Developing moving pictures with Kurakura
Using a darkroom as a complete set, Seismograph explores climate anxiety through stitched-together photographs, surreal water effects, and experimental sound layering.
Both claustrophobic and expansive, Seismograph showcases the climate crises from the discomfort of an enclosed developer’s darkroom.
In this music video, a photographer experiences a deep sense of pain and fear as he looks over photographs he’s taken. The photos flash across the screen, mostly focusing on the world around him, as well as the movements of the sun and moon, creating a strange sense of both familiarity and distance.
The destruction of the world is clearly evident. Droughts, fires, and other cataclysmic events are all shown in flickering reels. As he develops the film, the parts of the whole abstract. Water floats, the lights of the room create strange shapes, and eventually, he loses himself in his work, in a never-ending cycle of development without change.

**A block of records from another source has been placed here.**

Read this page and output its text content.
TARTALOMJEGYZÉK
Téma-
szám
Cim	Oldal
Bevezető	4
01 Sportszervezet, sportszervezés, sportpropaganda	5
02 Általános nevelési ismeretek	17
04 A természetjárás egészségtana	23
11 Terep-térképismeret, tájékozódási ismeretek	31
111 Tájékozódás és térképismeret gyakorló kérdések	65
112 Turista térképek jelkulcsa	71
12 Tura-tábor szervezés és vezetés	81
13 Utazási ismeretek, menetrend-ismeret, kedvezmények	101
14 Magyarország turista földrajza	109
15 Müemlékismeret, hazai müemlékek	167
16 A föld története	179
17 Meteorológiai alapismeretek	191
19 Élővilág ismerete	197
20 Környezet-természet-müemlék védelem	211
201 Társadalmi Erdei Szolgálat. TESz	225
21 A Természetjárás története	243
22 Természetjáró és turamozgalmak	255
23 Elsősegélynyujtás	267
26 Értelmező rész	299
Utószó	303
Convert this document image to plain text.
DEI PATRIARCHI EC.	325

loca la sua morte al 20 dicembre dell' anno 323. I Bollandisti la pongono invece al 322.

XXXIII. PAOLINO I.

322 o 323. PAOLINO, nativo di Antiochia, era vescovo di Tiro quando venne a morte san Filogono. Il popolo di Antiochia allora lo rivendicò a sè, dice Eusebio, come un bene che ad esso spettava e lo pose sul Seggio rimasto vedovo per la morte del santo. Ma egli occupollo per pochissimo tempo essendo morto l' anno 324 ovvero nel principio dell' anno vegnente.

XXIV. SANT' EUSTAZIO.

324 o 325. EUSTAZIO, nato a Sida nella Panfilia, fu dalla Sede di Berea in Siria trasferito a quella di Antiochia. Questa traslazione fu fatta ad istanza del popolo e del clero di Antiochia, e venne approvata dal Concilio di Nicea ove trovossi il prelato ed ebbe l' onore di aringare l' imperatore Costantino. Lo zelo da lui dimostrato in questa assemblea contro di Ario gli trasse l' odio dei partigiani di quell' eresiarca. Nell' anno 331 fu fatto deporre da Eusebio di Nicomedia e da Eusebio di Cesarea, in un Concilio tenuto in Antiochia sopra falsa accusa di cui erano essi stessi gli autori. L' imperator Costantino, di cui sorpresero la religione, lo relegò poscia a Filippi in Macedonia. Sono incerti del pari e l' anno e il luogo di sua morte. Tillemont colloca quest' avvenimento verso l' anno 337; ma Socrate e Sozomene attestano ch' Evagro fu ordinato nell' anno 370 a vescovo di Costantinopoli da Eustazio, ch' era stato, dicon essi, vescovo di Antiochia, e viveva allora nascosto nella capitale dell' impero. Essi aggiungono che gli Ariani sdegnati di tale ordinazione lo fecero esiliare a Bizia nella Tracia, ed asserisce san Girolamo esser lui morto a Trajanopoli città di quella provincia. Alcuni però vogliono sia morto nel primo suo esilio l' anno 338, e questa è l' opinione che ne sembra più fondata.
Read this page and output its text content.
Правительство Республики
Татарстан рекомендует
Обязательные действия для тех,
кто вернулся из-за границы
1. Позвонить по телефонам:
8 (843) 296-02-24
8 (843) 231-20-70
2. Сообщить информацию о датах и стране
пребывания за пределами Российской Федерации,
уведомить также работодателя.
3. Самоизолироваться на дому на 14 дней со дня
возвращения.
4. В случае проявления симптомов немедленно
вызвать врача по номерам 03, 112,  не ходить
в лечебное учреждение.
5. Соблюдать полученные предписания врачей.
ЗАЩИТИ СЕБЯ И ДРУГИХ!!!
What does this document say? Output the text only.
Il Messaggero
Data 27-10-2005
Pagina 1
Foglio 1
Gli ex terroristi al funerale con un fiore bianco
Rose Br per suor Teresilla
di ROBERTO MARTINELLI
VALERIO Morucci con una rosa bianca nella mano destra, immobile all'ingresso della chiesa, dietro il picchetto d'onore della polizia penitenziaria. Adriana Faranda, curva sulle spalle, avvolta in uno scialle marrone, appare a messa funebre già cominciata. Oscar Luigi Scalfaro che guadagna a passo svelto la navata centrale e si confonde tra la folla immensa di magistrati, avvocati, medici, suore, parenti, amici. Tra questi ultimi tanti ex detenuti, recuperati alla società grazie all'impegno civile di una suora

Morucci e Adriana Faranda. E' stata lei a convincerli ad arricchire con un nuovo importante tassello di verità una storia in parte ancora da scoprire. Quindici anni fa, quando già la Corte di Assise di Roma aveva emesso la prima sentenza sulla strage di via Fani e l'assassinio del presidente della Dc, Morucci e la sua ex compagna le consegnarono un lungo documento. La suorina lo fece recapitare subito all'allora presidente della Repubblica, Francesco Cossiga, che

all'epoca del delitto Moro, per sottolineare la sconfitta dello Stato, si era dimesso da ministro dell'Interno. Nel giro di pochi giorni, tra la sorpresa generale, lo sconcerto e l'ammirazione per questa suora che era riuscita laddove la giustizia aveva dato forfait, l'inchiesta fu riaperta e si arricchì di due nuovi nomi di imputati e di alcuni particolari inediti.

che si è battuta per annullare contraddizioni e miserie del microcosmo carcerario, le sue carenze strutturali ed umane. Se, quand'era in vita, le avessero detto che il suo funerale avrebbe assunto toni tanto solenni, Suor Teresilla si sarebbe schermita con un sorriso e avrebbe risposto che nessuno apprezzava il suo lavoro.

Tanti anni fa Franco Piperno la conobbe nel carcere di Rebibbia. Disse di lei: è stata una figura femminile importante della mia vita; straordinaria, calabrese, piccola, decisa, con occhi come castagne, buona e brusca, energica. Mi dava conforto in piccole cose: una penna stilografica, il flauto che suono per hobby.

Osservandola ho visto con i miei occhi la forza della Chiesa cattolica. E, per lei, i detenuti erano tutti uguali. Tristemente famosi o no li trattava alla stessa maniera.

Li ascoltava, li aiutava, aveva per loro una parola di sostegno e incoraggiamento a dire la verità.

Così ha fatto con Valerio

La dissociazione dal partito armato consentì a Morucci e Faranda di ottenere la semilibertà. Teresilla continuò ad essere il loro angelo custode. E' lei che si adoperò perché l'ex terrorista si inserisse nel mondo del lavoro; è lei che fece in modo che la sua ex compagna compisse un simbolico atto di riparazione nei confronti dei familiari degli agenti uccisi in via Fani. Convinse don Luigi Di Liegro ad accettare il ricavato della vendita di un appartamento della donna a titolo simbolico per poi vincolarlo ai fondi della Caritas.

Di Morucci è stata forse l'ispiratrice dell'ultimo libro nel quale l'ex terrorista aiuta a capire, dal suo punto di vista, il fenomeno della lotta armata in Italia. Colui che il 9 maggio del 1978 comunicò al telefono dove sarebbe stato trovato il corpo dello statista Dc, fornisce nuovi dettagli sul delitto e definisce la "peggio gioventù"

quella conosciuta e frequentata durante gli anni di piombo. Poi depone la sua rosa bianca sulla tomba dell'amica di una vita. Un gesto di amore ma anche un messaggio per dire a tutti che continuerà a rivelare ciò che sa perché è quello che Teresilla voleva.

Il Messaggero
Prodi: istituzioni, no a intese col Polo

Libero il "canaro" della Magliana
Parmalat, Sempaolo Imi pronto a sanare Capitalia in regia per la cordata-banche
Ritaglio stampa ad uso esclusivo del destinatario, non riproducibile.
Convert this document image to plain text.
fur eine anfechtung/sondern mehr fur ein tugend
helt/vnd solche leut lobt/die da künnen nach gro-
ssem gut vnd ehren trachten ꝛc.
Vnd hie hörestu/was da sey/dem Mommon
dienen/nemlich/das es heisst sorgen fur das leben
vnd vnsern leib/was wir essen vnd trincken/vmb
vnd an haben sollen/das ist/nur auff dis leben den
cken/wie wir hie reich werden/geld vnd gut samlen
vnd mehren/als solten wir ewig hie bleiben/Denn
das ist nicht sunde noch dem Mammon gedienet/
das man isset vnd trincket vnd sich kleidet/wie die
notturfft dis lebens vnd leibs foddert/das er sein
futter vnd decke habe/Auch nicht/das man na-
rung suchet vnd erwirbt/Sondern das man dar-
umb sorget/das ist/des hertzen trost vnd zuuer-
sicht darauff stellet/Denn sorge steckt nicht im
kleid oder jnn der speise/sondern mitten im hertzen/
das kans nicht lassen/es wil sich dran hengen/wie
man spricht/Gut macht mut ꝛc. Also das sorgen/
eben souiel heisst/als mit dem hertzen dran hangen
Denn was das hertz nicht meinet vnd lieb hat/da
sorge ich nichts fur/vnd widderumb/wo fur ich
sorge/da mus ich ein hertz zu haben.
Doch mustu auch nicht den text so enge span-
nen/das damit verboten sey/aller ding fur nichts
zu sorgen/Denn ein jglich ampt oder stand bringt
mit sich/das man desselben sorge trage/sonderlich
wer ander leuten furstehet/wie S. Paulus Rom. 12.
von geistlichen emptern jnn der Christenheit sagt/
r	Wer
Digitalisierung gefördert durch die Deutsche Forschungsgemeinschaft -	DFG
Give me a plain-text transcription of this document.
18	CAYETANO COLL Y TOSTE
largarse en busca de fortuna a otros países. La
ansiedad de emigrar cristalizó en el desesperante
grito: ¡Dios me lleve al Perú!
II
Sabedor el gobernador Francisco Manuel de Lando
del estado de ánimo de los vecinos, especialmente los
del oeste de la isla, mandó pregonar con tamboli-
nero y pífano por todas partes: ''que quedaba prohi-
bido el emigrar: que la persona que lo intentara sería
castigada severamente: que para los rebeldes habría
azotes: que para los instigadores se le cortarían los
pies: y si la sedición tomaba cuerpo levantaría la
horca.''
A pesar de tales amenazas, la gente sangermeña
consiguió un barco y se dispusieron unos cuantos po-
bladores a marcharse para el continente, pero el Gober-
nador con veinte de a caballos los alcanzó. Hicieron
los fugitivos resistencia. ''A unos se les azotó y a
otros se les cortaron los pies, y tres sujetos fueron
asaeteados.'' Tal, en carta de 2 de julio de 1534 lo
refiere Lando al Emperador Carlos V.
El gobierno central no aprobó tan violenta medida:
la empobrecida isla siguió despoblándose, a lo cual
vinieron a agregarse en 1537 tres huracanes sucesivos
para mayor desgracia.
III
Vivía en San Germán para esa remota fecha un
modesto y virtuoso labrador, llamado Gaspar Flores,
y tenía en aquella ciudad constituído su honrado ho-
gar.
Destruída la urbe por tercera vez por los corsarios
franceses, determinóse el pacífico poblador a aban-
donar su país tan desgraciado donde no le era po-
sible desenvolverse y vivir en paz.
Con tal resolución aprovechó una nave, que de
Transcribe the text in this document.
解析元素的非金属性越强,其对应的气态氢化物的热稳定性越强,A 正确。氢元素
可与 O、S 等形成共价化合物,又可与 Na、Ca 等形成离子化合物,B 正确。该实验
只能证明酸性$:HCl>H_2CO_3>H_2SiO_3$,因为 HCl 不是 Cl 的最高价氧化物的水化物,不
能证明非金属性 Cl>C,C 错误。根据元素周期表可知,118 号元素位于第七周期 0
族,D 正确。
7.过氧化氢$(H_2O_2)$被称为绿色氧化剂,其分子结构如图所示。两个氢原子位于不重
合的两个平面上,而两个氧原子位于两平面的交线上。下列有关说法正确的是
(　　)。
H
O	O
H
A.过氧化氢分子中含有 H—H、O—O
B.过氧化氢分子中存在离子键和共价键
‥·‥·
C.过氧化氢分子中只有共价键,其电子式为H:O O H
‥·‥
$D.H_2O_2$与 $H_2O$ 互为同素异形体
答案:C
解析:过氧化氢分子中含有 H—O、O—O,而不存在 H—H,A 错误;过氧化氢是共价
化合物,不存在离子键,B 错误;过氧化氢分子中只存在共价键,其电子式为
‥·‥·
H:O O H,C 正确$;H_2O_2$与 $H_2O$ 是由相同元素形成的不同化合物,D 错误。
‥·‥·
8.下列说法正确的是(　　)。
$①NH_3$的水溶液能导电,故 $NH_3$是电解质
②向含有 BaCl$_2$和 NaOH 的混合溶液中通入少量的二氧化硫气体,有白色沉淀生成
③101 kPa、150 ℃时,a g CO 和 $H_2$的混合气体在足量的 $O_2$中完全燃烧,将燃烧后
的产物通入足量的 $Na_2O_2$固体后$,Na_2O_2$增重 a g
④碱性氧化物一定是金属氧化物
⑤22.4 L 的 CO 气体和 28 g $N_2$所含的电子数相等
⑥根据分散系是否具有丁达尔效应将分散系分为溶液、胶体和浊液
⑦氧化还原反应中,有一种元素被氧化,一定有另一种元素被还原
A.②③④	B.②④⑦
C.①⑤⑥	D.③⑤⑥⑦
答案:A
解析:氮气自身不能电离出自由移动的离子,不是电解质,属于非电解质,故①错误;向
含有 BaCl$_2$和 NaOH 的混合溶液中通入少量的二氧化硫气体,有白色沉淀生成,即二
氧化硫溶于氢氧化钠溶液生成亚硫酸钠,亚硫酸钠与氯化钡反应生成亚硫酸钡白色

The photographic stop-motion additions helps create a striking commentary on the modern world, social media, screen consumption, and, most of all, our climate crises. Anxiety and tension are enmeshed into this film, already restrictive because of the darkroom setting. One of the great visual effects in this piece are water droplets floating above an outstretched hand, which were all captured by Directors Reuben + Jamie in-camera, “using a stroboscopic technique that matches the framerate to the frequency of soundwaves being played through the water.”
Technically impressive and visually engaging, Seismograph creates a sense of a single man’s desperate bid to understand the scale of destruction he has very little control over.